The 10 Biggest Asshole Bosses in Gaming – Part 2
9: Tie – Vega and Balrog (Street Fighter)
Street Fighter was always full of assholes. You had Sagat, who would not just laugh, but cackle at you if he won, like you had just slipped on a goddamn banana peel. There was M. Bison, who had godlike Psycho Power and basically just used it to tackle people from a few feet away. There was Chun-Li, who was a woman. But none of them came close to Vega and Balrog, the Laurel and Hardy of douchery.
These two dick whistles were basically M. Bison’s elite guard, there to stop you from getting to Sagat, who was ostenably there to protect Bison, but was really there to antagonize Ryu. So, perhaps to compensate for having such a useless job, Balrog and Vega became obnoxious cocks.
Balrog, the first of the Dickwad Duo, is a boxer who absolutely does not look like anyone currently boxing professionally.

No resemblance to anyone, as you can see.
His punches do a ludicrous amount of damage, he’s fast, and I’m not good with distances, but I estimate his arms to be at least 8 feet long.
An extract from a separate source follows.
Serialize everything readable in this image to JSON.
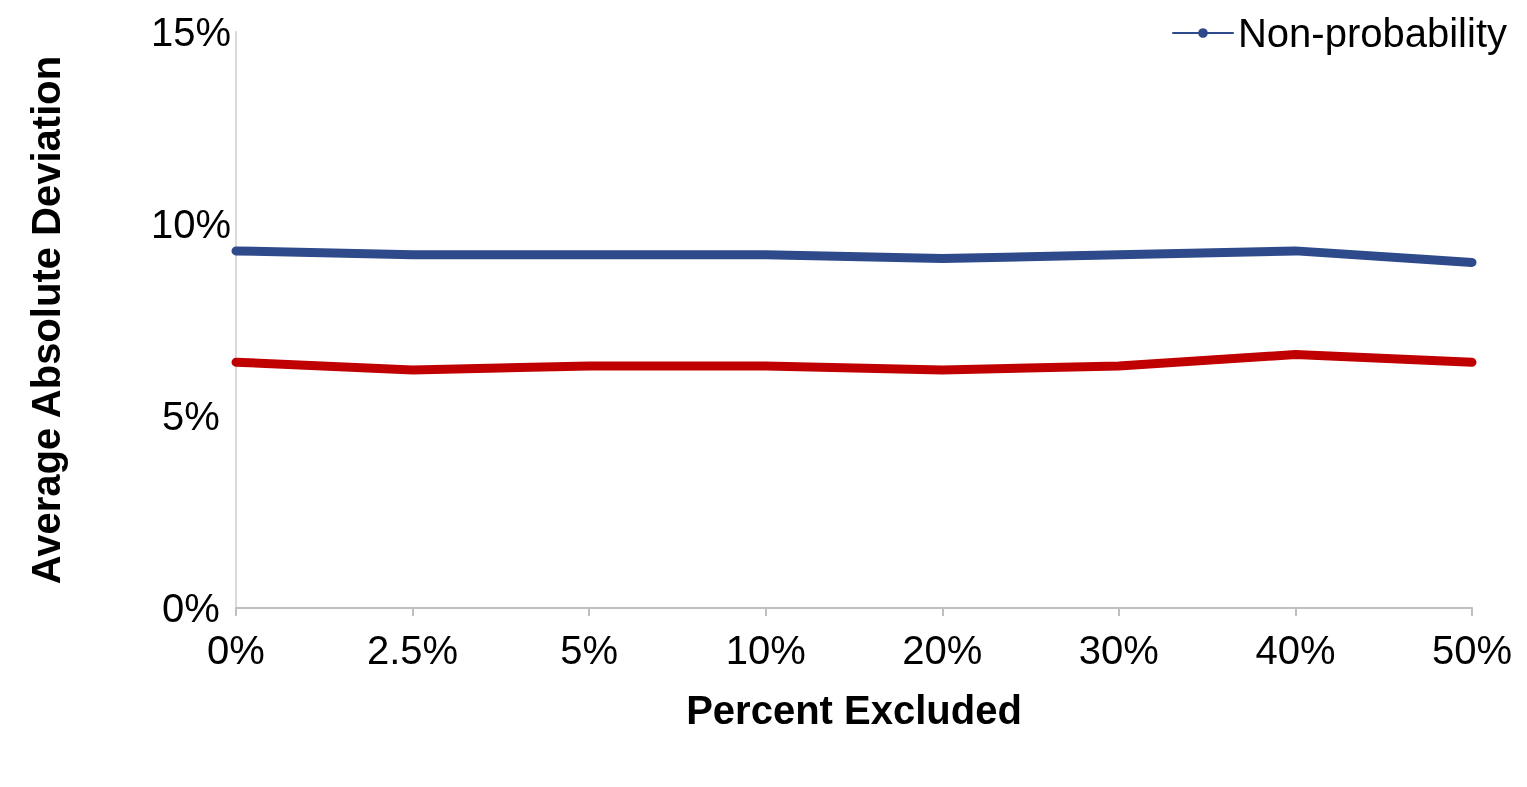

What makes him such an asshole is that he’s the only character in any Street Fighter game, and possibly the earliest AI-controlled character ever, to literally showboat before he kills you. In the original arcade version of Street Fighter II, once you get down to a low amount of health, and especially if you’re dizzy, Balrog will use his dreaded Turn Punch to finish you rather than a regular attack. The Turn Punch is one of the most damaging moves in the game, doing up to 50% damage if charged enough. Also, it’s a totally asshole looking thing to do, as he turns around and stands there holding his arm back before he actually hits you.
Vega, on the other hand, is a lithe, effeminate prettyboy whose entire play style is based around poking you in the chest with his claw. Sometimes he’ll jump and poke you, other times he’ll duck and poke you. One way or another, he’s going to poke you, and yes, I do know that sounds totally gay. That’s because Vega is totally gay. To illustrate this, here’s a list of quotes from Vega that I would say were taken out of context if there was a context to begin with. Try to read them as a narrative:
“I contribute to society. I remove all its filth. Got a gripe with that?”
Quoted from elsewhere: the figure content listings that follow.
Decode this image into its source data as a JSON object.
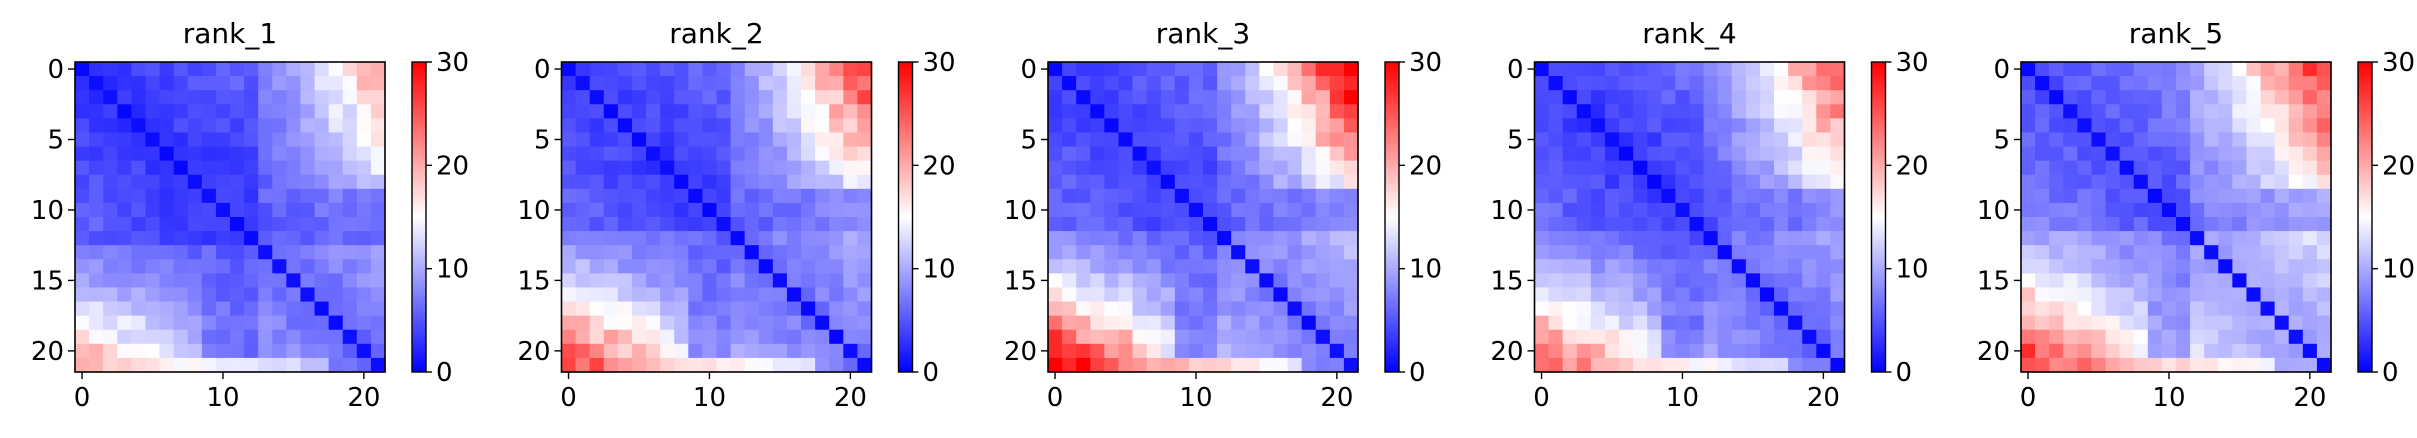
{
  "chart_data": [
    {
      "type": "heatmap",
      "title": "rank_1",
      "size": 22,
      "xticks": [
        0,
        10,
        20
      ],
      "yticks": [
        0,
        5,
        10,
        15,
        20
      ],
      "colorbar": {
        "min": 0,
        "max": 30,
        "ticks": [
          0,
          10,
          20,
          30
        ]
      },
      "colormap": "bwr",
      "params": {
        "lowBase": 3.0,
        "lowSlope": 0.23,
        "boundary": 13,
        "upBase": 6.0,
        "upSlope": 0.4,
        "topRight": 4,
        "topRightCells": 4,
        "crossDrop": 0.6,
        "bottomExtra": 8,
        "leftExtra": 3,
        "seed": 11
      }
    },
    {
      "type": "heatmap",
      "title": "rank_2",
      "size": 22,
      "xticks": [
        0,
        10,
        20
      ],
      "yticks": [
        0,
        5,
        10,
        15,
        20
      ],
      "colorbar": {
        "min": 0,
        "max": 30,
        "ticks": [
          0,
          10,
          20,
          30
        ]
      },
      "colormap": "bwr",
      "params": {
        "lowBase": 3.3,
        "lowSlope": 0.26,
        "boundary": 12,
        "upBase": 6.5,
        "upSlope": 0.42,
        "topRight": 6,
        "topRightCells": 4,
        "crossDrop": 0.6,
        "bottomExtra": 12,
        "leftExtra": 5,
        "seed": 23
      }
    },
    {
      "type": "heatmap",
      "title": "rank_3",
      "size": 22,
      "xticks": [
        0,
        10,
        20
      ],
      "yticks": [
        0,
        5,
        10,
        15,
        20
      ],
      "colorbar": {
        "min": 0,
        "max": 30,
        "ticks": [
          0,
          10,
          20,
          30
        ]
      },
      "colormap": "bwr",
      "params": {
        "lowBase": 3.5,
        "lowSlope": 0.26,
        "boundary": 12,
        "upBase": 7.0,
        "upSlope": 0.45,
        "topRight": 6,
        "topRightCells": 4,
        "crossDrop": 0.5,
        "bottomExtra": 14,
        "leftExtra": 7,
        "seed": 37
      }
    },
    {
      "type": "heatmap",
      "title": "rank_4",
      "size": 22,
      "xticks": [
        0,
        10,
        20
      ],
      "yticks": [
        0,
        5,
        10,
        15,
        20
      ],
      "colorbar": {
        "min": 0,
        "max": 30,
        "ticks": [
          0,
          10,
          20,
          30
        ]
      },
      "colormap": "bwr",
      "params": {
        "lowBase": 3.2,
        "lowSlope": 0.3,
        "boundary": 12,
        "upBase": 6.0,
        "upSlope": 0.45,
        "topRight": 8,
        "topRightCells": 4,
        "crossDrop": 0.55,
        "bottomExtra": 11,
        "leftExtra": 4,
        "seed": 51
      }
    },
    {
      "type": "heatmap",
      "title": "rank_5",
      "size": 22,
      "xticks": [
        0,
        10,
        20
      ],
      "yticks": [
        0,
        5,
        10,
        15,
        20
      ],
      "colorbar": {
        "min": 0,
        "max": 30,
        "ticks": [
          0,
          10,
          20,
          30
        ]
      },
      "colormap": "bwr",
      "params": {
        "lowBase": 4.5,
        "lowSlope": 0.32,
        "boundary": 12,
        "upBase": 9.0,
        "upSlope": 0.45,
        "topRight": 10,
        "topRightCells": 5,
        "crossDrop": 0.45,
        "bottomExtra": 9,
        "leftExtra": 6,
        "seed": 67
      }
    }
  ]
}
“So, answer me. Just who is the fairest of them all?”
“Praise me! Extol me! My beauty is unparalleled!”
“This room is bland…I know. I’ll use you to paint it red!!!”
“Vega says scream!”
“Mmmh…Tasty…Just like red wine…”
“Your cries of agony… They are music to my ears.”
“Handsome fighters never lose battles.”
“And just how long did you think I would be satisfied serving the likes of you?!”
“Your moment spent with beauty is now over….Adios!”

Vega, pictured trapped in a whirlwind of homosexuality.
So, as you can see, that’s concrete evidence he’s gay. In addition to having sex with men, Vega also enjoys climbing the walls, jumping around, and generally flipping out. There may be harder opponents in Street Fighter, but none infuriate you quite as much as Vega.
Except maybe Cammy.
Biggest Display of Dicketry:
For Balrog, probably the biggest dick thing he does is denigrate Mike Tyson. He seems to hint at rape, he’s violent, he’s crazy, he has a gap in his teeth, he even threatens to bite his opponent’s ear. Come on, Balrog. The guy’s been through enough.
With Vega, it’s almost hard to decide. He has a lot of dick personality traits, an entire bag of douche, one might say. Blood fetishism, narcissism, arrogance, murder, insanity… still though, I would have to say the most asshole thing about Vega is that stupid climbing attack he does. I hate that fucking move.